I'm asking about companies'/managers' reasoning in general, rather than about the policy of a specific company. This is something I've come across a number of times, in/about various different companies.
Typically where the work being done by a particular 'role' is no longer needed, ceases to exist etc then the role/employee holding the role would be laid off / made redundant.
However... several times I've observed companies where an employee at the older end (e.g. age 60+) is in a role that would normally be laid off / redundant (legitimately, i.e. that role is no longer needed in the company and the person wouldn't be replaced) but the decision makers at the company opt to "wait for the person to retire" rather than lay them off.
The longest time period I've seen this happen over was about 5 years! (i.e. the person was 5 years from retirement but their position was already obviously no longer needed, due to changes in the company (mergers and acquisitions, 'synergies', etc).
- There were several rounds of layoffs where numerous other people ended up leaving the company, but this person was not, surviving several rounds of layoffs, even though it was apparent to everyone that their role wasn't actually needed any more. (Not very good for motivation for those left behind!)
- When the person eventually retired, they indeed were not replaced. There wasn't even any need for handover of any tasks (as the person wasn't completing any at that point).
- (Edited to add, from discussion in the comments) There were several reasons the role was (in my view) obsolete, including: duplication of workload with the (acquiring) parent company; obvious lack of day-to-day tasks; my previous experience of seeing similar roles laid off; a "re-structuring" that preserved this role (and this one only) as an "exception" with no justification; job title/responsibilities had no bearing on actual responsibilities e.g. a "purchasing manager" who didn't have any purchasing workload.
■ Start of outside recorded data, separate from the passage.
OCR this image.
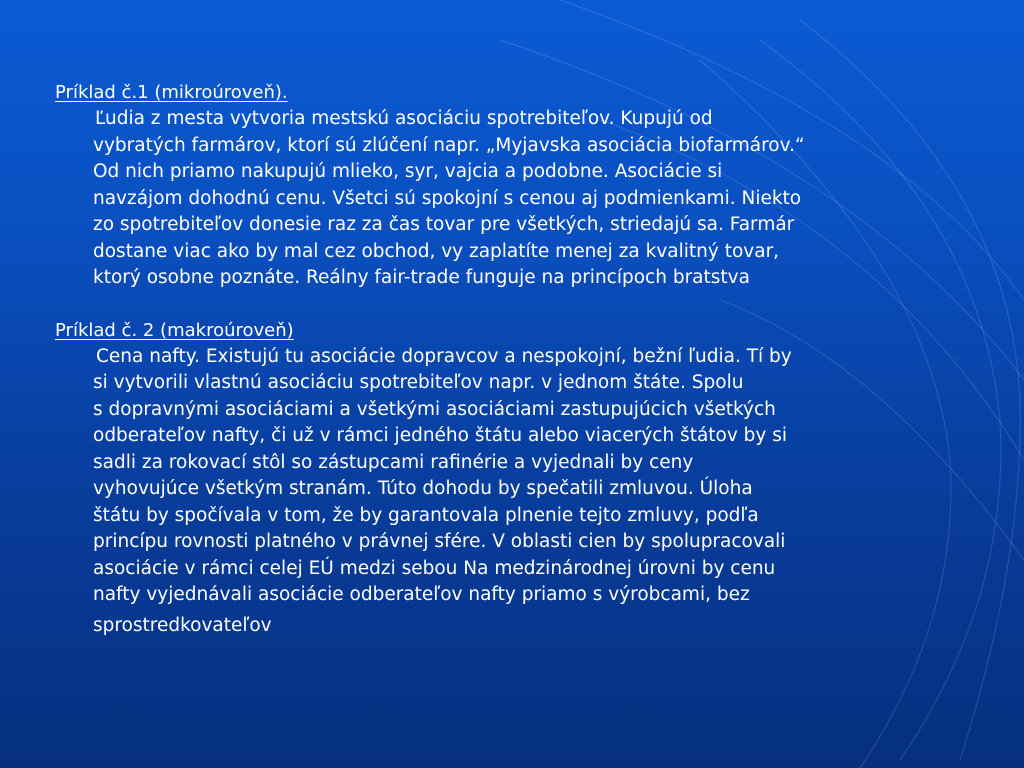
Príklad č.1 (mikroúroveň).

Ľudia z mesta vytvoria mestskú asociáciu spotrebiteľov. Kupujú od
vybratých farmárov, ktorí sú zlúčení napr. „Myjavska asociácia biofarmárov.“
Od nich priamo nakupujú mlieko, syr, vajcia a podobne. Asociácie si
navzájom dohodnú cenu. Všetci sú spokojní s cenou aj podmienkami. Niekto
zo spotrebiteľov donesie raz za čas tovar pre všetkých, striedajú sa. Farmár
dostane viac ako by mal cez obchod, vy zaplatíte menej za kvalitný tovar,
ktorý osobne poznáte. Reálny fair-trade funguje na princípoch bratstva

Príklad č. 2 (makroúroveň)

Cena nafty. Existujú tu asociácie dopravcov a nespokojní, bežní ľudia. Tí by
si vytvorili vlastnú asociáciu spotrebiteľov napr. v jednom štáte. Spolu
s dopravnými asociáciami a všetkými asociáciami zastupujúcich všetkých
odberateľov nafty, či už v rámci jedného štátu alebo viacerých štátov by si
sadli za rokovací stôl so zástupcami rafinérie a vyjednali by ceny
vyhovujúce všetkým stranám. Túto dohodu by spečatili zmluvou. Úloha
štátu by spočívala v tom, že by garantovala plnenie tejto zmluvy, podľa
princípu rovnosti platného v právnej sfére. V oblasti cien by spolupracovali
asociácie v rámci celej EÚ medzi sebou Na medzinárodnej úrovni by cenu
nafty vyjednávali asociácie odberateľov nafty priamo s výrobcami, bez
sprostredkovateľov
My background is the UK, but this may apply to other countries as well.
Question: Why would the decision makers at a company "wait for the person to retire" rather than lay them off?
Things I've considered:
- cheaper to continue paying their salary than severance payments? (but unlikely unless they have very long service and exceptionally generous contracts) - e.g. their salary may be another £30,000 (for example) * 2 years plus overhead for employers costs which could easily be nearly £100,000 - I'm sure almost no severance payments are that high!
- compassion for the employee who would then struggle to find another job 2 (or so) years before retirement?
- what about the effect on morale of the remaining staff members, who have seen colleagues laid off or lost their own jobs, when the company seems to be 'carrying' someone who is ostensibly not contributing anything.
- I'm confused because layoffs are supposed to be about "the role", rather than "the specific person holding the role".
- (edited to add:) perceived age discrimination? Laying off someone because they are 'older'? (but surely easy to disprove based on the facts about their actual responsibilities etc?)
In case it matters: my experience is mostly with "medium size" companies e.g. 50-200 people, the parent company mentioned above had over 1000 people.